Tony's Chocolonely a été retiré de la liste des produits qui ne font pas appel au travail forcé. Ce retrait porte un sérieux coup à la marque qui se veut pionnière dans la lutte contre le travail forcé. "Il s'agit également d'un bel exemple de boomerang branding", souligne Thiery Cattoir, branding architect de Remarkable Europe. 

Le concept de Tony's Chocolonely (appelé aussi Tony's), d'origine néerlandaise, doit son succès grâce aux consommateurs conscientisés par l'engagement en faveur du commerce équitable. Il y a moins d'un mois, la presse expliquait que Tony's proposait une version remaniée de barres chocolatées KitKat (Nestlé), Ferrero Rocher (Ferrero), Toblerone (Mondelez) et Twix (Mars). Par cette action marketing, l'entreprise souhaitait mettre en évidence le fait que leurs collègues chocolatiers faisaient encore fort appel au travail forcé dans les plantations de chocolat. 

Il y a deux semaines, le Times expliquait que Tony's avait été banni de la liste éthique "Slave Free Chocolate". Des questions tournaient également autour du fondement même de cette liste, dirigée et contrôlée par un seul individu, qui opérait des vérifications par e-mail sans se rendre sur le terrain. Par ailleurs, Tony's a également fait référence au fournisseur Barry Callebaut, en souligne que l'entreprise ne peut toujours pas garantir du chocolat à 100% safe, à savoir non issu du travail forcé. 

"Ces pratiques éveillent de nombreuses questions en matière de droit des marques"

Je pense que ce genre d'approche aboutit très rapidement à ce qu'on peut appeler du boomerang branding.

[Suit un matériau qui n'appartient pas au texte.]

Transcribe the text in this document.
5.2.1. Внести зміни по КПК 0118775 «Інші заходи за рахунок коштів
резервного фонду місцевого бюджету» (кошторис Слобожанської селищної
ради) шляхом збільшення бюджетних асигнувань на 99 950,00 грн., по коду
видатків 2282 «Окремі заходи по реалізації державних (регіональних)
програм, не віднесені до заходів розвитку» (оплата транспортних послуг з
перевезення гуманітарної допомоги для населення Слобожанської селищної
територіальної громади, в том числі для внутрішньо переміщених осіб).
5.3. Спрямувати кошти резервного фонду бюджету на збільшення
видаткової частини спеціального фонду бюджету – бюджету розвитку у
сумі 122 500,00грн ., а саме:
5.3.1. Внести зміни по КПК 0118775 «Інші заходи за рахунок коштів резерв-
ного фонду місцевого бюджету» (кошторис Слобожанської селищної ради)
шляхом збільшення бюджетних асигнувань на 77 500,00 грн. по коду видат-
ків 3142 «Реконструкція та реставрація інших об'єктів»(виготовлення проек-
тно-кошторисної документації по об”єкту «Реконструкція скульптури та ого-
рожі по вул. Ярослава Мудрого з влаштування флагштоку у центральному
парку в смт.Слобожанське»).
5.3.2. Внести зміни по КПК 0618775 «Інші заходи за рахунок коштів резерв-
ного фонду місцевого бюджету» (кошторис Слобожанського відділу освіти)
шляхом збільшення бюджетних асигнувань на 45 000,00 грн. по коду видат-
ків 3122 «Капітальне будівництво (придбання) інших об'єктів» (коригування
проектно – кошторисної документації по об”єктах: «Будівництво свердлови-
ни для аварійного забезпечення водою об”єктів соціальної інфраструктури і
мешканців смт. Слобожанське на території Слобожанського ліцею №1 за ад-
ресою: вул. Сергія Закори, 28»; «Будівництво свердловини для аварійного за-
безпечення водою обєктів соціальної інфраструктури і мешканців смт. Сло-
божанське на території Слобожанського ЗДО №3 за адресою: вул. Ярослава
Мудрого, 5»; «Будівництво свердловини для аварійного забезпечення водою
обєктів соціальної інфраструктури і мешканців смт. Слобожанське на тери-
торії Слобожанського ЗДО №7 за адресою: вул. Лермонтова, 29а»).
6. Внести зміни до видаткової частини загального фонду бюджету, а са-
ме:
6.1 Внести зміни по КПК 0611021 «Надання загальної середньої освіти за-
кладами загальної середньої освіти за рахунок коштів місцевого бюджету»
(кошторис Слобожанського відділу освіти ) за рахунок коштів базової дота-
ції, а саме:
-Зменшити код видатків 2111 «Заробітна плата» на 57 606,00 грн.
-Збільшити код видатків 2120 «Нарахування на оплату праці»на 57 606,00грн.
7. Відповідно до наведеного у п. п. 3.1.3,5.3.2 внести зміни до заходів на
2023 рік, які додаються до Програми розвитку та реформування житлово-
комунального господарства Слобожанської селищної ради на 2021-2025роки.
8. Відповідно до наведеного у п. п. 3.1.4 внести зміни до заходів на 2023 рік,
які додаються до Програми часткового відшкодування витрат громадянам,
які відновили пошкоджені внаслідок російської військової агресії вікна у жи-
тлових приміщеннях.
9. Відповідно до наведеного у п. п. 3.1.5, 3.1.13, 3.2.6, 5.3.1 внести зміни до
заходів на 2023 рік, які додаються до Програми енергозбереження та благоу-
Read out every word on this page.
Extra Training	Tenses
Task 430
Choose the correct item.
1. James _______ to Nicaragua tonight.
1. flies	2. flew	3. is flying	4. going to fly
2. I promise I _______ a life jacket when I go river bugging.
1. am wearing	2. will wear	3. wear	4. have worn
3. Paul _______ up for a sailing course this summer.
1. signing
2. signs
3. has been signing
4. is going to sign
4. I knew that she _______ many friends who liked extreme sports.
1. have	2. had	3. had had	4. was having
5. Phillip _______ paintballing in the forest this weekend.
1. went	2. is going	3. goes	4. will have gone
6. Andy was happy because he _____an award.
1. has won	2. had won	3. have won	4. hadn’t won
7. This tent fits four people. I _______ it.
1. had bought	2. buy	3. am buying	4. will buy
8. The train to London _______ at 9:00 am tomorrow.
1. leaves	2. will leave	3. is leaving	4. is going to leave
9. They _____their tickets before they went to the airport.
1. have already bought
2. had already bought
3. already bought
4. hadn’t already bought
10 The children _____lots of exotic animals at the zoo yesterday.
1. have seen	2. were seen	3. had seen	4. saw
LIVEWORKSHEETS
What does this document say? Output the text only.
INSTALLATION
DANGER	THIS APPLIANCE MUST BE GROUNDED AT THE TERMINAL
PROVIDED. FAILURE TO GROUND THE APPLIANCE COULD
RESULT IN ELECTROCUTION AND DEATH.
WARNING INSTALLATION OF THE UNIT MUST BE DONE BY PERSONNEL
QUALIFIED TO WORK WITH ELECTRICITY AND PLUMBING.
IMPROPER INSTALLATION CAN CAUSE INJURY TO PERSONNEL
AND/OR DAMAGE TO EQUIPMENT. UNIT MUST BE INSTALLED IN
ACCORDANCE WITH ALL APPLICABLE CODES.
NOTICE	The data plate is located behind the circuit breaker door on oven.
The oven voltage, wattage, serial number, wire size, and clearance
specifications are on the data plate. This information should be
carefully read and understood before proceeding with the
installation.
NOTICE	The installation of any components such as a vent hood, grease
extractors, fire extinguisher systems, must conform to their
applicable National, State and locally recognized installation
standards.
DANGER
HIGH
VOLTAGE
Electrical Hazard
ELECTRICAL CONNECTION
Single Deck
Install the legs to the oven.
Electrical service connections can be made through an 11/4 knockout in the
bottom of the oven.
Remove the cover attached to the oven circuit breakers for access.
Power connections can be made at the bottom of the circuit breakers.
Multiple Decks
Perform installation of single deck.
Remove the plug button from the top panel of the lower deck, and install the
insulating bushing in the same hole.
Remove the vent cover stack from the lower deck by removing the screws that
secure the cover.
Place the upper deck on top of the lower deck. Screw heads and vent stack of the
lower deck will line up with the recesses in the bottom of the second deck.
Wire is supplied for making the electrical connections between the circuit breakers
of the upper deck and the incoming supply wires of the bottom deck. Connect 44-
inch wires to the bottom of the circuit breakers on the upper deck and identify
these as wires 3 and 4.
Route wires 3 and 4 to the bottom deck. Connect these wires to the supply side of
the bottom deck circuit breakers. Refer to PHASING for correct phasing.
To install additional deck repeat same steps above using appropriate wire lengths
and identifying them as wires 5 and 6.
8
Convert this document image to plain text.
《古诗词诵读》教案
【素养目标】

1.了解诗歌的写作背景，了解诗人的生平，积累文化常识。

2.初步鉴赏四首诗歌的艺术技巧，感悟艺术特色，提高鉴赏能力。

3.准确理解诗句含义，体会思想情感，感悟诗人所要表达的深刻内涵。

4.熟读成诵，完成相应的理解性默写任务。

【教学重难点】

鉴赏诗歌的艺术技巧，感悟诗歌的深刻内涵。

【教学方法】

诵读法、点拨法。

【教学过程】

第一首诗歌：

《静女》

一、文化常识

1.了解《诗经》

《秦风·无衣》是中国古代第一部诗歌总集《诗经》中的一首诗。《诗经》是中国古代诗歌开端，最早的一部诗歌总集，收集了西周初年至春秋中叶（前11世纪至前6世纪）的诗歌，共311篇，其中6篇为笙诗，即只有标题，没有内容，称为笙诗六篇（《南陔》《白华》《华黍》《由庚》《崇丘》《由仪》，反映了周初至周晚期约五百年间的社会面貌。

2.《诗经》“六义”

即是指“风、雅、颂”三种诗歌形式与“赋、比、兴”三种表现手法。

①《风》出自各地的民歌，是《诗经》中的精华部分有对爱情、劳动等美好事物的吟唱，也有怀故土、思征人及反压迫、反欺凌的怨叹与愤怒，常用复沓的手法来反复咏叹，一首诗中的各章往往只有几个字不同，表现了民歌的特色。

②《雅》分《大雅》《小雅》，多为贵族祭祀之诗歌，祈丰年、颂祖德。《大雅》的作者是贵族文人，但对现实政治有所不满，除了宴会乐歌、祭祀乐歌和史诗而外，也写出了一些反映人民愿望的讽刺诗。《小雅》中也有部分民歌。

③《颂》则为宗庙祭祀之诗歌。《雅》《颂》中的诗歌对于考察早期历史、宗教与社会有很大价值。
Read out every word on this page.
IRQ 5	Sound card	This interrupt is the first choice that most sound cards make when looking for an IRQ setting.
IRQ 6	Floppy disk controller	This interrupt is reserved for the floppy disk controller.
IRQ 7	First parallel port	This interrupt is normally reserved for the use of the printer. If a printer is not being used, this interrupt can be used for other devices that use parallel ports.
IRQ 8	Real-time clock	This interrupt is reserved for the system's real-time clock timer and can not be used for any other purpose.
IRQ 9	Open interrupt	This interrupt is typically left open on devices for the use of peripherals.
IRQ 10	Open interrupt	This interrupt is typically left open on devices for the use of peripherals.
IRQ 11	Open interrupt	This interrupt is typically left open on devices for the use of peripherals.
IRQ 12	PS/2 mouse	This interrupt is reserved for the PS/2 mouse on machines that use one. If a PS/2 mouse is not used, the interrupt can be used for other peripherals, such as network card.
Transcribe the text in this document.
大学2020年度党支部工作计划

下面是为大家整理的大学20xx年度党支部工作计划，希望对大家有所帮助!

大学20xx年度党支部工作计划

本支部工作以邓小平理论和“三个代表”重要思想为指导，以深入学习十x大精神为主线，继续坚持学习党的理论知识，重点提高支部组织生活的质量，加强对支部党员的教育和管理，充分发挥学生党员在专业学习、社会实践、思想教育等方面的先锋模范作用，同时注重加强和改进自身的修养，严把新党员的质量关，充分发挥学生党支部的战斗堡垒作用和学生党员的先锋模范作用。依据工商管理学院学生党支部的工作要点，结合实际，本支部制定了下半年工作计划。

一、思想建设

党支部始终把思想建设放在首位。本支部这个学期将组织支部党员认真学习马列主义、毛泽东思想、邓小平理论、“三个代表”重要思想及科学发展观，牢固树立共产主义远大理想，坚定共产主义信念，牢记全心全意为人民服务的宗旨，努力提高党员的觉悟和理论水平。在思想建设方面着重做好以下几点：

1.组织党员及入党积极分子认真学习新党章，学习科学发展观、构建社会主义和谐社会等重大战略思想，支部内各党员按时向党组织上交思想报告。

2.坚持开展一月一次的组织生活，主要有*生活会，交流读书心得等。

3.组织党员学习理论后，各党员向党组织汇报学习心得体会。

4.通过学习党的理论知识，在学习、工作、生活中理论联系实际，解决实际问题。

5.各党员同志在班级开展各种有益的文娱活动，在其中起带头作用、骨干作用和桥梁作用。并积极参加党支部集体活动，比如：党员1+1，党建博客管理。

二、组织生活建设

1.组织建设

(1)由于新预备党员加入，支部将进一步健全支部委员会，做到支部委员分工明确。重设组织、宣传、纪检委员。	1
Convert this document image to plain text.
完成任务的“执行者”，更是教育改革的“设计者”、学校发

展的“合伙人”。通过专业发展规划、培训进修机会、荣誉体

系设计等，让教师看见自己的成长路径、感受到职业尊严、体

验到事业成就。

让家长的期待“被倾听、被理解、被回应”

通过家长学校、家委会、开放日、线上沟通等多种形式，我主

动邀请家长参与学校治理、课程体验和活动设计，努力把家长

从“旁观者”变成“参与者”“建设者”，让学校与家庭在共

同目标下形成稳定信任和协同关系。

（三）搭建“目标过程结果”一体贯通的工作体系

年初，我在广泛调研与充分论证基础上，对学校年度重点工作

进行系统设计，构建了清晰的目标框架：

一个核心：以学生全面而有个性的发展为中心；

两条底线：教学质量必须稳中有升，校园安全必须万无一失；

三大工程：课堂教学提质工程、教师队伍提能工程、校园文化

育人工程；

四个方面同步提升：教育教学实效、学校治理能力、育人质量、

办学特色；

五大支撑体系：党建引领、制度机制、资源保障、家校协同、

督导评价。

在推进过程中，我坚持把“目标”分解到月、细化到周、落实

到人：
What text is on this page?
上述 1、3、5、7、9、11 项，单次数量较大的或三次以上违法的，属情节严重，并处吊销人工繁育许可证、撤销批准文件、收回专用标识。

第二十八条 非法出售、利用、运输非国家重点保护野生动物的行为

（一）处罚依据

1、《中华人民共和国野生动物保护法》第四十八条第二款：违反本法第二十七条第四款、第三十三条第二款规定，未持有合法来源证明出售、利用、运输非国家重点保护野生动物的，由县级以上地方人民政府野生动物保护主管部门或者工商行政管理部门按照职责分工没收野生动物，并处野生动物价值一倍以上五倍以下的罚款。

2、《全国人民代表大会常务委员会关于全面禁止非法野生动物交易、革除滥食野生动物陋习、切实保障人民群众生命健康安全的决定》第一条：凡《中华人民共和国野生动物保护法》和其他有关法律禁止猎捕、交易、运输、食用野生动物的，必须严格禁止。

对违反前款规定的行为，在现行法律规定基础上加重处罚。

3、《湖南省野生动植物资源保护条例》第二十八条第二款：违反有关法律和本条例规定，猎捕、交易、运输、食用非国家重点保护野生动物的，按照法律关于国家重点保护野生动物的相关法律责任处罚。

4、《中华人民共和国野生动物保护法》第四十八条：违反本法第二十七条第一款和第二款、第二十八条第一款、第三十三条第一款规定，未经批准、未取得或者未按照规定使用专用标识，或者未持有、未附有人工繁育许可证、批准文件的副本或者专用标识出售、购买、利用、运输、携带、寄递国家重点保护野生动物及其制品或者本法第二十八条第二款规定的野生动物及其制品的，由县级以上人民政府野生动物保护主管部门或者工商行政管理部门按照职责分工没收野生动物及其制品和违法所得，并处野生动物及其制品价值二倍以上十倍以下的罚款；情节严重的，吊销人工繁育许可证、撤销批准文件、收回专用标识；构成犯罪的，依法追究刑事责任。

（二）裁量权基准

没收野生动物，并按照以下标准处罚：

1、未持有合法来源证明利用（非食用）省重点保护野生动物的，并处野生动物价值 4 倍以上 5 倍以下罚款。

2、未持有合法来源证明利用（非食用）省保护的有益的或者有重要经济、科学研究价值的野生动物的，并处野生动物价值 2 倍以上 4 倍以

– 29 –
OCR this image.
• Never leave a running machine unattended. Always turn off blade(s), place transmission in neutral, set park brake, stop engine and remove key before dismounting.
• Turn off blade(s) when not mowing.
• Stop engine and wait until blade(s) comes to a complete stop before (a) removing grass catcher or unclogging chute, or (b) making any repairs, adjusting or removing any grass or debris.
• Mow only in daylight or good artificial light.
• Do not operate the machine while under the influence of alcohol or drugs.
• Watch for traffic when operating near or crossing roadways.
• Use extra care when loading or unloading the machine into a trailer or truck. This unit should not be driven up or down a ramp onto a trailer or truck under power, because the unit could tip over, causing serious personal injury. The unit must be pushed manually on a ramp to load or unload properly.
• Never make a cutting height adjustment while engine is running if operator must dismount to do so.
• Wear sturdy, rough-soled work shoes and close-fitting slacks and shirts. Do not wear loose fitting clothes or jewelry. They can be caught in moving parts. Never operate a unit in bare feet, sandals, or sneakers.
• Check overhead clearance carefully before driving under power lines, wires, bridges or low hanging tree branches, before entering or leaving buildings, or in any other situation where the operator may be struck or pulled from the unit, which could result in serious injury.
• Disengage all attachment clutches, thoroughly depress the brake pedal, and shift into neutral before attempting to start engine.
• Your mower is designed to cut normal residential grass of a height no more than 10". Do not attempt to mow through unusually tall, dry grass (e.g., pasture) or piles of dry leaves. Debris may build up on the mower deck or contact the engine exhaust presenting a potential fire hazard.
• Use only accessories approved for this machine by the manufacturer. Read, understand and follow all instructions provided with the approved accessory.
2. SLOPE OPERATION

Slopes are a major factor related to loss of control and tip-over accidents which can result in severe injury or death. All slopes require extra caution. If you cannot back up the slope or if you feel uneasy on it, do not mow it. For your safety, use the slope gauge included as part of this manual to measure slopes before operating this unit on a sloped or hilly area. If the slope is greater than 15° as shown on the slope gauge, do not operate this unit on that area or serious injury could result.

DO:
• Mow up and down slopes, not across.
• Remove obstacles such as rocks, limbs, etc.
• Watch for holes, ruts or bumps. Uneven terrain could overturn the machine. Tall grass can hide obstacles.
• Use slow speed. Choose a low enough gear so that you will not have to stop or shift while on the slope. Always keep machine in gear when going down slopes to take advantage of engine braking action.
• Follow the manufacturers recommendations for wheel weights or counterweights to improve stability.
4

Il y a de nombreux autres exemples. Tout a commencé avec la communication sensationnelle et primée de Benetton, qui n'avait par ailleurs pas examiné ses propres méthodes de production. Cela s'est aussi poursuivi avec l'avènement de la publicité comparative. Ces pratiques éveillent de nombreuses questions en matière de droit des marques. On peut se baser à juste titre sur le droit à opérer de telles pratiques publicitaires et surtout sur les dommages ou même la confusion entre les différents droits des marques des chocolatiers mis en avant.

Depuis le début de notre siècle, les grandes entreprises alimentaires ont été les premières à être particulièrement conscientes du facteur de durabilité et des répercussions possibles des différentes parties prenantes. L'entreprise Barry Callebaut admet d'ailleurs humblement et en toute transparence qu'elle n'est pas encore en mesure d'atteindre cette garantie de 100 % aujourd'hui. Toutefois, les dirigeants annoncent vouloir atteindre cet objectif au plus tard en 2025. À l'échelle mondiale, il faut du temps pour transformer des biosystèmes et des modes de fonctionnement qui remontent parfois aux origines de l'esclavage. Cela est autant valable pour le secteur de l'énergie que du textile ou encore de l'alimentation.

Dans mon récent livre "Brand Change", des entrepreneurs témoignent de la façon dont ils travaillent quotidiennement pour pérenniser leurs marques en faisant de l'éthique et de la culture sous tous ses aspects le noyau obligatoire des valeurs de l'entreprise. La quadrature du cercle préserve ainsi le spectre de valeurs. Dans l'ordre, citons votre entreprise, votre gamme de produits, votre approche du consommateur et enfin votre rôle social dans le monde. Si ce n'est pas le cas, votre marque fera inexorablement faillite à court terme. Dans ce cas, travaillons tous ensemble. Faites en sorte que votre message original soit amusant, apportez un produit génial et passez du temps dans votre propre magasin.